New Perspectives and the Diaspora: Contemporary Iranian Art with Shirin Towfiq and Pantea Karimi
Thursday, Feb 6th. | 6 p.m.
Join us on Thursday evening for an artist talk moderated by Zoe Latzer featuring Shirin Towfiq and Pantea Karimi. This discussion will explore how cultural backgrounds and environmental factors have influenced the lives and work of these contemporary artists. The event is free and open to the public. Please register here: New Perspectives and the Diaspora
Pantea Karimi is a multidisciplinary artist, researcher, and educator based in Northern California. She grew up in post-revolutionary Iran and her education in science and art at school was convoluted with religious indoctrination. Karimi’s art collectively explores historic, religious, scientific, and political themes using performative video, animation, sound, print, drawing, and installation. Taking the cue from her research on Iran’s religious, and scientific manuscripts and objects, Karimi’s work highlights archival materials and personal narratives reflecting upon her gender and upbringing in Iran, intertwined with conflicting political, religious, and societal issues.

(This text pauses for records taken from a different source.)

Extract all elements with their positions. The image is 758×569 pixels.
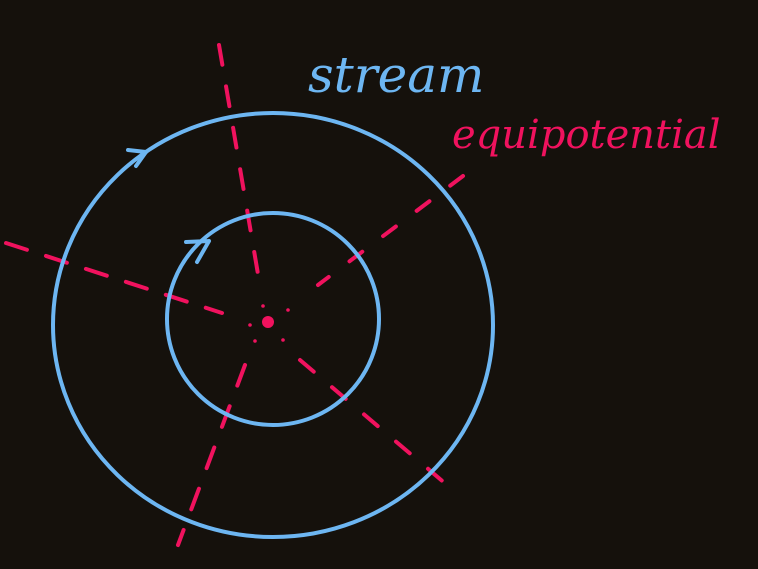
equipotential-line-up: [217, 43, 261, 282]
source-point: [262, 316, 274, 328]
equipotential-lines: [4, 43, 465, 547]
equipotential-line-up-right: [316, 174, 465, 287]
equipotential-line-down-right: [298, 358, 462, 498]
outer-arrow-icon: [126, 148, 148, 168]
source-dot: [261, 304, 265, 308]
source-dot: [281, 338, 285, 342]
equipotential-line-down-left: [176, 363, 247, 547]
source-dot: [286, 308, 290, 312]
stream-label: stream: [308, 46, 484, 104]
source-dot: [248, 323, 252, 327]
equipotential-label: equipotential: [452, 112, 721, 158]
inner-arrow-icon: [184, 239, 211, 264]
outer-streamline: [51, 111, 495, 539]
inner-streamline: [165, 211, 381, 427]
stream-lines: [51, 111, 495, 539]
equipotential-line-left: [4, 241, 224, 315]
source-dot: [253, 339, 257, 343]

Shirin Towfiq is an interdisciplinary artist working with an emphasis on installation, sculptural photography, video, and textiles. Drawing from her positionality as a second-generation Iranian refugee, her artwork explores the complexities of belonging and placemaking through archival research and intergenerational communication with a diasporic lens. She focuses on everyday practices of belonging and visual culture, as produced by migrants, and reflects on the traces of diaspora to investigate cultural memory, history, and temporality.